My Text Game Has Been Straight Garbage Recently..
Me: Whatsup lizzy its the sexy bearded guy from earlier
Me: This guy next to me is chewing celery like nobody's business
Me: Like geezus dude only im kewl enough to pull off that shit :P
Me: Lol whatcha up to
Me: If i brought my mom in you'd hook us up w free shit riiiight ;)
Her: Hmmmm interesting good thing he's not in the quiet library and lol i'm not sure about that :?
Me: If u do, anything off the dollar menu @mcdonalds is yours ;P
Her: Geez aren't i lucky
Me: Just playing :)
Me: A double scoop fest at X would b in order
Me: Whatcha doin rn tiger
*Next Day
Me: Moring babe, hope you're behaving. Til we meet up that is
Me: Got a lil roadtrip out to X tday, enemy territory..hows your day goin
Her: Lol my day is fine im just babysitting but whats your name again?
Me: Jihad
Me: I tried babysitting once
Me: Didnt know babies dont drink alc
Me: Weird
Me: Safe to say it was the last time lol
Her: Yeah sounds like tis probably not the job for you
Me: Nah kids luv me. I'd totally kick your ass in a bbysitting competition
Her: You probably would i just put alvin and the chipmunks on repeat
Me: We'd be better off as a team babylove. You whip up some chocolate chip cookies and i'll handle the booze lol
Her: Mhmm yes sounds like a plan
Me: Then we'll put the tykes off to bed (tie em up if we have to) and bust out the drinks to unwind and dine
Me: Hope you make good pancakes ;) bfast for dinner is the way to ma heart
Me: Dw i'll supervise, i dont want my lil tiger getting hurt
*4 hours later
Me: I'm rlly done w this whole 'stopping' @ red lights thing. they'll b giving me police escorts soon
*2 days later
Me: Hey goof i bet my weekend can beat up your weekend
WTF! I sound like a coked up Nazi...
on a bad day
I've taken all this too far and am erratic as fuck. Is this salvageable lol? Guys I don't want this poor girl to have a bad experience texting guys and giving out her num. I'm giving Hannibal Lecter vibes
This chick sux. Context? She's gaaaay. But not like Shikorah. The other gay
Oh really? HA-HA! I'm awesome :)
So...I should probably do some behavior shaping here ya? A lil somethin somethin, playful disapprovyio, ynaw wut im sayin?
Yeah
Me: Girl you're so boring, why can't you be more awesome. Like a poptart kitten on a rainbow
Yall like?
Gonna make her too defensive. Plus I'm getting the idea this is another (if not the same) "instagram model" and these chicks are of the autopilot instinuctual opinion (they're right) they simply never asked for any of this. So you can't expect anything of her or put her under some sort of social obligation to respond to you. It doesn't exist. So you have to go the route I described earlier, e.g. the "heavy hearted" stuff- which works on ALL of them (can't remember if it was your thread or Meow's but he fucked it up too haha), or bond with her in some way that supersedes her "don't talk to strangers" upbringing (like I mentioned in that old thread of yours), or simply offer some sort of value that she identifies with (like Meow's NYC party). These have all been brought up before but no one seems to really want to make those intuitive leaps. Oh well.. guess that's why I'm the world famous dating coach and you're not :p
Nope this is not an instagram model. I met her at the downtown mall here and she works at a clothing store. She's a real cutie but she aint no model lol.

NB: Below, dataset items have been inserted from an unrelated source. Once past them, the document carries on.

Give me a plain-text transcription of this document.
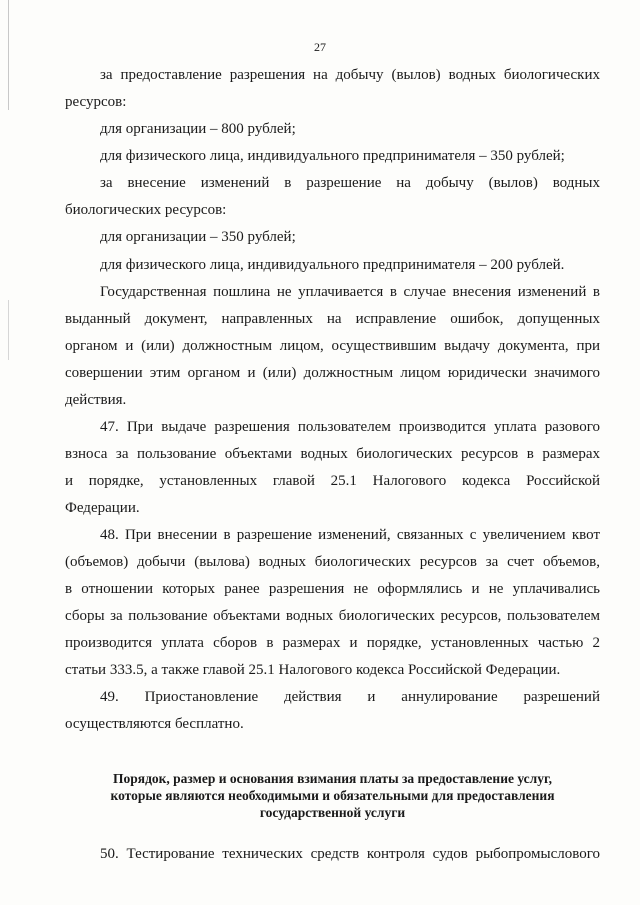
27
за предоставление разрешения на добычу (вылов) водных биологических
ресурсов:
для организации – 800 рублей;
для физического лица, индивидуального предпринимателя – 350 рублей;
за внесение изменений в разрешение на добычу (вылов) водных
биологических ресурсов:
для организации – 350 рублей;
для физического лица, индивидуального предпринимателя – 200 рублей.
Государственная пошлина не уплачивается в случае внесения изменений в
выданный документ, направленных на исправление ошибок, допущенных
органом и (или) должностным лицом, осуществившим выдачу документа, при
совершении этим органом и (или) должностным лицом юридически значимого
действия.
47. При выдаче разрешения пользователем производится уплата разового
взноса за пользование объектами водных биологических ресурсов в размерах
и порядке, установленных главой 25.1 Налогового кодекса Российской
Федерации.
48. При внесении в разрешение изменений, связанных с увеличением квот
(объемов) добычи (вылова) водных биологических ресурсов за счет объемов,
в отношении которых ранее разрешения не оформлялись и не уплачивались
сборы за пользование объектами водных биологических ресурсов, пользователем
производится уплата сборов в размерах и порядке, установленных частью 2
статьи 333.5, а также главой 25.1 Налогового кодекса Российской Федерации.
49. Приостановление действия и аннулирование разрешений
осуществляются бесплатно.
Порядок, размер и основания взимания платы за предоставление услуг,
которые являются необходимыми и обязательными для предоставления
государственной услуги
50. Тестирование технических средств контроля судов рыбопромыслового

We talked about school. travel, studying, chewing loudly in quiet places etc. She seems like the shy nerd type but real cool once opened up. That's why I thought I was being the creep in this texting. We def had a good interaction.
Totally understand the "value" aspect of having things going on in your life to bring a girl too and I've seen it in action with my high school crush and some insta models ive been msging.
"Heavy hearted"? Are you talking about the gum-drop and sunshine thingy? I'd like to make the leap but I'm just not understanding it fully :/
That's the point of making a leap, derp. But yeah all still stands as previously stated.
"or bond with her in some way that supersedes her "don't talk to strangers" upbringing (like I mentioned in that old thread of yours)"
Ah the bonding! Like the whole get relevant topic with the highschool crush girl!
Ok so I need to shape her in a way that won't bring up any guards. Playful disapproval essentially but hit her harder yet softer.
AHHH..harder...yet softer....gahhh...I know what you mean! But I can't think of the words to express it....OH SHIT
Maybe?
Girl , you're the cutest poptart I've met in the box of deliciousness called life, don't leave me hanging that's lame.
^No one like lol?
Lol. That's pretty good
Girl you're the cutest poptart in this Life cereal box I've met recently. But when you leave me hanging like this I get worried. Are you getting soggy?
This might be a bit too much, but it's sharpening and honing the components you brought up in yours. When you make it a little more relatable it goes a long way. But in application I'd probably simplify it to maintain a bit more of an "aloof" vibe especially considering this girl's basically a stranger and doesn't warrant so much effort. At least that's what she'll think.
Girl you're the cutest poptart I've met recently in this box of deliciousness called life. Don't leave me hangin...unless you're getting stale
No. You keep insisting on being a passive aggressive putzpah. Stop it!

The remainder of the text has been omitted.